If you caught this MSNBC feature, you know they're calling what kids do nowadays sexting; i.e. sending nude or suggestive pics of each other on their cellphones via text message. I call it pornography, as did the police in a New Jersey town who arrested not just the sixth grade girls who texted pictures of their "attributes" but the ninth grade male recipients who got them and used them as trading cards. If these students were a decade older, they would be looking at serious legal charges that might not go away.

Young people live in an era of redefinition. Sexual harassment in schools (snapping a girl's bra, commenting on her figure, homophobia, teasing and taunting boys as "gay" if they look or act slightly effiminate) falls under the rubric of bullying and warrants a reprimand or perhaps suspension. Try the same thing twenty years later in the workplace and it's called "fired." No wonder kids are confused about what's acceptable and what's not.

Adolescents by nature do not think in terms of consequences. If it seems sexy to send a picture of your newly blossomed breasts to an older boy, a click of the "Send" button makes it happen. So what if that boy shares it with his soccer team who share it with their best buddies and so on?
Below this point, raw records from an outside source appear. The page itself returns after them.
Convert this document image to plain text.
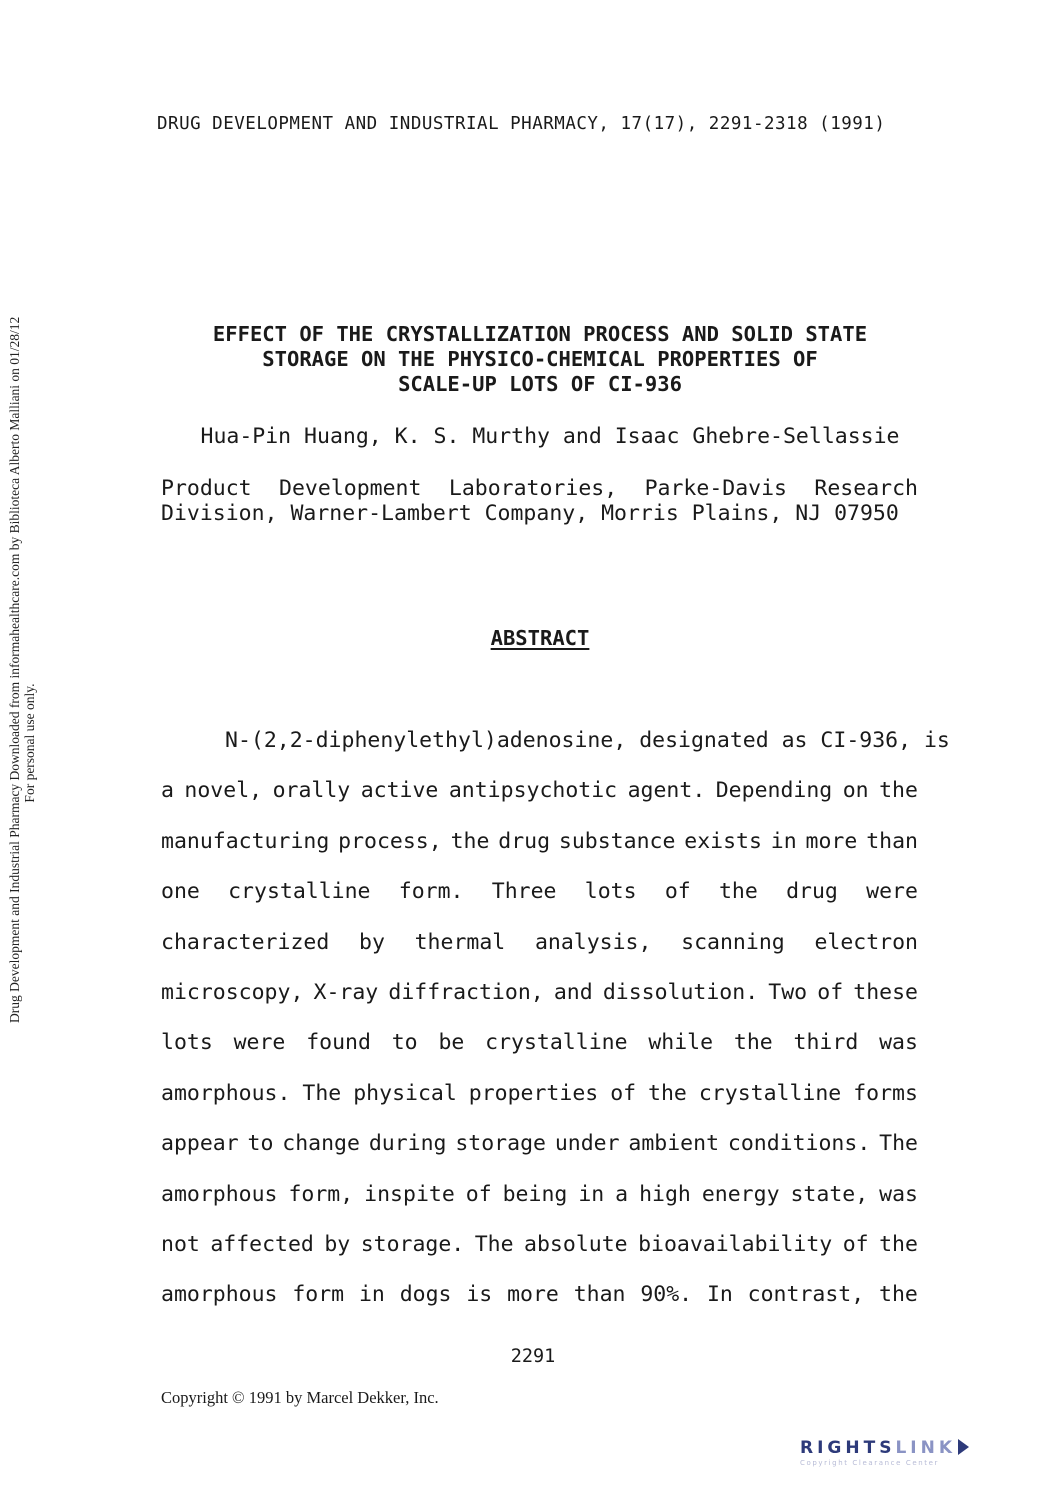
DRUG DEVELOPMENT AND INDUSTRIAL PHARMACY, 17(17), 2291-2318 (1991)
Drug Development and Industrial Pharmacy Downloaded from informahealthcare.com by Biblioteca Alberto Malliani on 01/28/12 For personal use only.
EFFECT OF THE CRYSTALLIZATION PROCESS AND SOLID STATE
STORAGE ON THE PHYSICO-CHEMICAL PROPERTIES OF
SCALE-UP LOTS OF CI-936
Hua-Pin Huang, K. S. Murthy and Isaac Ghebre-Sellassie
Product Development Laboratories, Parke-Davis Research
Division, Warner-Lambert Company, Morris Plains, NJ 07950
ABSTRACT
N-(2,2-diphenylethyl)adenosine, designated as CI-936, is
a novel, orally active antipsychotic agent. Depending on the
manufacturing process, the drug substance exists in more than
one crystalline form. Three lots of the drug were
characterized by thermal analysis, scanning electron
microscopy, X-ray diffraction, and dissolution. Two of these
lots were found to be crystalline while the third was
amorphous. The physical properties of the crystalline forms
appear to change during storage under ambient conditions. The
amorphous form, inspite of being in a high energy state, was
not affected by storage. The absolute bioavailability of the
amorphous form in dogs is more than 90%. In contrast, the
2291
Copyright © 1991 by Marcel Dekker, Inc.
RIGHTSLINK
Copyright Clearance Center
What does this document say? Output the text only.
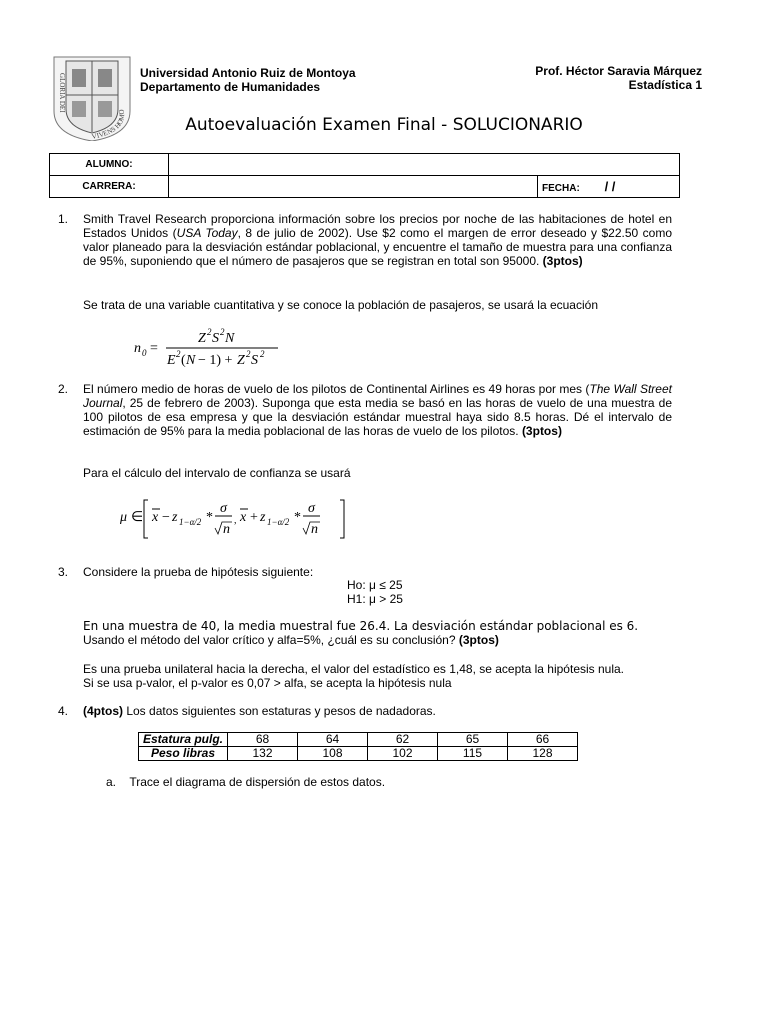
GLORIA DEI
VIVENS HOMO
Universidad Antonio Ruiz de Montoya
Departamento de Humanidades
Prof. Héctor Saravia Márquez
Estadística 1
Autoevaluación Examen Final - SOLUCIONARIO
ALUMNO:		
CARRERA:		FECHA: / /
1. Smith Travel Research proporciona información sobre los precios por noche de las habitaciones de hotel en Estados Unidos (USA Today, 8 de julio de 2002). Use $2 como el margen de error deseado y $22.50 como valor planeado para la desviación estándar poblacional, y encuentre el tamaño de muestra para una confianza de 95%, suponiendo que el número de pasajeros que se registran en total son 95000. (3ptos)
Se trata de una variable cuantitativa y se conoce la población de pasajeros, se usará la ecuación
n 0 =
Z 2 S 2 N
E 2 ( N − 1) + Z 2 S 2
2. El número medio de horas de vuelo de los pilotos de Continental Airlines es 49 horas por mes (The Wall Street Journal, 25 de febrero de 2003). Suponga que esta media se basó en las horas de vuelo de una muestra de 100 pilotos de esa empresa y que la desviación estándar muestral haya sido 8.5 horas. Dé el intervalo de estimación de 95% para la media poblacional de las horas de vuelo de los pilotos. (3ptos)
Para el cálculo del intervalo de confianza se usará
μ ∈ x − z 1−α/2 *
σ
n
, x + z 1−α/2 *
σ
n
3. Considere la prueba de hipótesis siguiente:
Ho: μ ≤ 25
H1: μ > 25
En una muestra de 40, la media muestral fue 26.4. La desviación estándar poblacional es 6.
Usando el método del valor crítico y alfa=5%, ¿cuál es su conclusión? (3ptos)
Es una prueba unilateral hacia la derecha, el valor del estadístico es 1,48, se acepta la hipótesis nula.
Si se usa p-valor, el p-valor es 0,07 > alfa, se acepta la hipótesis nula
4. (4ptos) Los datos siguientes son estaturas y pesos de nadadoras.
Estatura pulg.	68	64	62	65	66
Peso libras	132	108	102	115	128
a. Trace el diagrama de dispersión de estos datos.
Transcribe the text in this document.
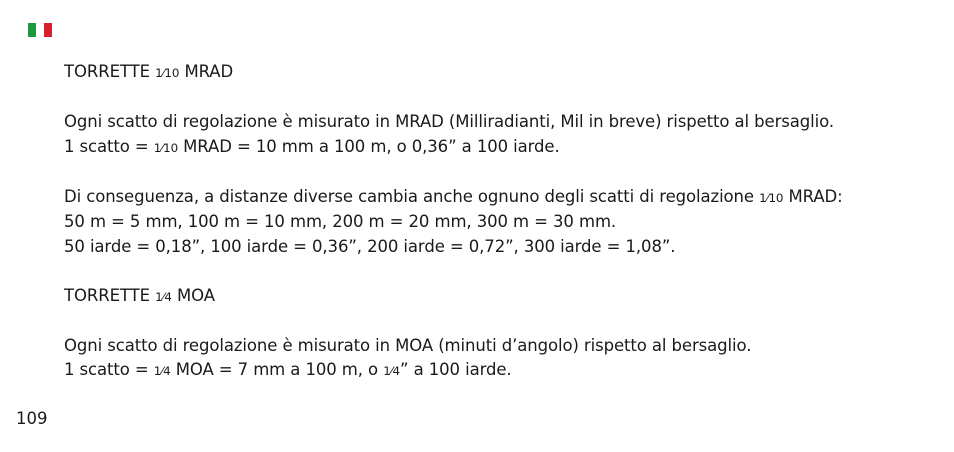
TORRETTE 1⁄10 MRAD
Ogni scatto di regolazione è misurato in MRAD (Milliradianti, Mil in breve) rispetto al bersaglio.
1 scatto = 1⁄10 MRAD = 10 mm a 100 m, o 0,36” a 100 iarde.
Di conseguenza, a distanze diverse cambia anche ognuno degli scatti di regolazione 1⁄10 MRAD:
50 m = 5 mm, 100 m = 10 mm, 200 m = 20 mm, 300 m = 30 mm.
50 iarde = 0,18”, 100 iarde = 0,36”, 200 iarde = 0,72”, 300 iarde = 1,08”.
TORRETTE 1⁄4 MOA
Ogni scatto di regolazione è misurato in MOA (minuti d’angolo) rispetto al bersaglio.
1 scatto = 1⁄4 MOA = 7 mm a 100 m, o 1⁄4” a 100 iarde.
109
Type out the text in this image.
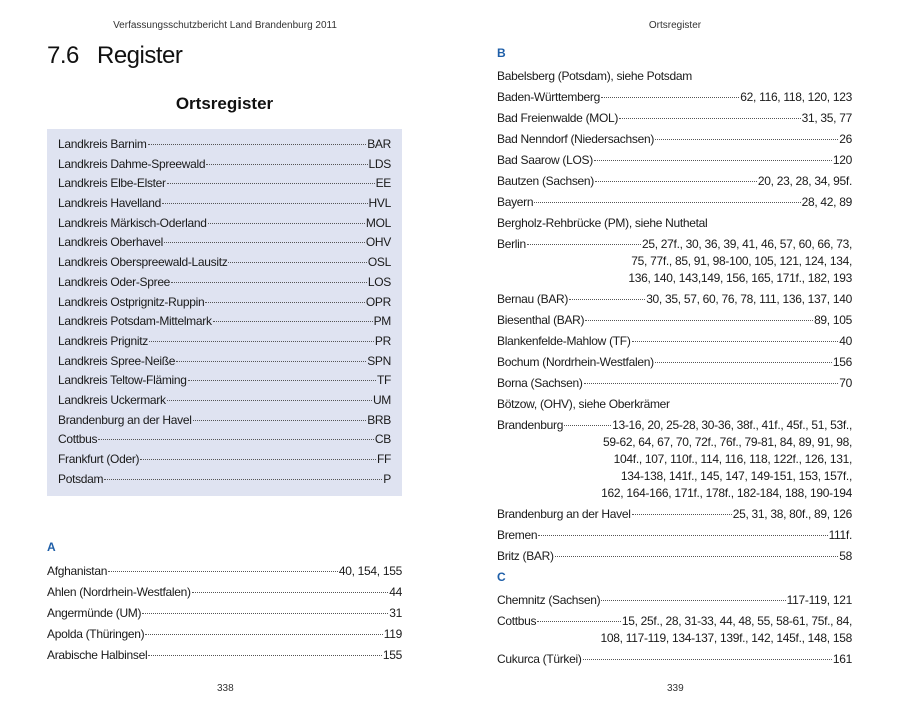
Verfassungsschutzbericht Land Brandenburg 2011
7.6 Register
Ortsregister
Landkreis Barnim	BAR
Landkreis Dahme-Spreewald	LDS
Landkreis Elbe-Elster	EE
Landkreis Havelland	HVL
Landkreis Märkisch-Oderland	MOL
Landkreis Oberhavel	OHV
Landkreis Oberspreewald-Lausitz	OSL
Landkreis Oder-Spree	LOS
Landkreis Ostprignitz-Ruppin	OPR
Landkreis Potsdam-Mittelmark	PM
Landkreis Prignitz	PR
Landkreis Spree-Neiße	SPN
Landkreis Teltow-Fläming	TF
Landkreis Uckermark	UM
Brandenburg an der Havel	BRB
Cottbus	CB
Frankfurt (Oder)	FF
Potsdam	P
A
Afghanistan	40, 154, 155
Ahlen (Nordrhein-Westfalen)	44
Angermünde (UM)	31
Apolda (Thüringen)	119
Arabische Halbinsel	155
338
Ortsregister
B
Babelsberg (Potsdam), siehe Potsdam
Baden-Württemberg	62, 116, 118, 120, 123
Bad Freienwalde (MOL)	31, 35, 77
Bad Nenndorf (Niedersachsen)	26
Bad Saarow (LOS)	120
Bautzen (Sachsen)	20, 23, 28, 34, 95f.
Bayern	28, 42, 89
Bergholz-Rehbrücke (PM), siehe Nuthetal
Berlin	25, 27f., 30, 36, 39, 41, 46, 57, 60, 66, 73,
75, 77f., 85, 91, 98-100, 105, 121, 124, 134,
136, 140, 143,149, 156, 165, 171f., 182, 193
Bernau (BAR)	30, 35, 57, 60, 76, 78, 111, 136, 137, 140
Biesenthal (BAR)	89, 105
Blankenfelde-Mahlow (TF)	40
Bochum (Nordrhein-Westfalen)	156
Borna (Sachsen)	70
Bötzow, (OHV), siehe Oberkrämer
Brandenburg	13-16, 20, 25-28, 30-36, 38f., 41f., 45f., 51, 53f.,
59-62, 64, 67, 70, 72f., 76f., 79-81, 84, 89, 91, 98,
104f., 107, 110f., 114, 116, 118, 122f., 126, 131,
134-138, 141f., 145, 147, 149-151, 153, 157f.,
162, 164-166, 171f., 178f., 182-184, 188, 190-194
Brandenburg an der Havel	25, 31, 38, 80f., 89, 126
Bremen	111f.
Britz (BAR)	58
C
Chemnitz (Sachsen)	117-119, 121
Cottbus	15, 25f., 28, 31-33, 44, 48, 55, 58-61, 75f., 84,
108, 117-119, 134-137, 139f., 142, 145f., 148, 158
Cukurca (Türkei)	161
339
Sure, I know having a cellphone gives parents the sense their kids are safe, but somehow generations of children have managed to survive without them. (Learning the basic rules for safety will stand you in better stead throughout a lifetime than a cellphone that can be dropped, lost, out of juice, or in an area of poor reception, anyway.) Before you hand over that little gadget and turn your child loose with it, look for signs of responsibility and maturity. Set up rules and stick to them, even if it inconveniences you.

After all, who knows what an adolescent is setting him or herself up for when those nude pictures or provocative messages go circulating out into the wide world?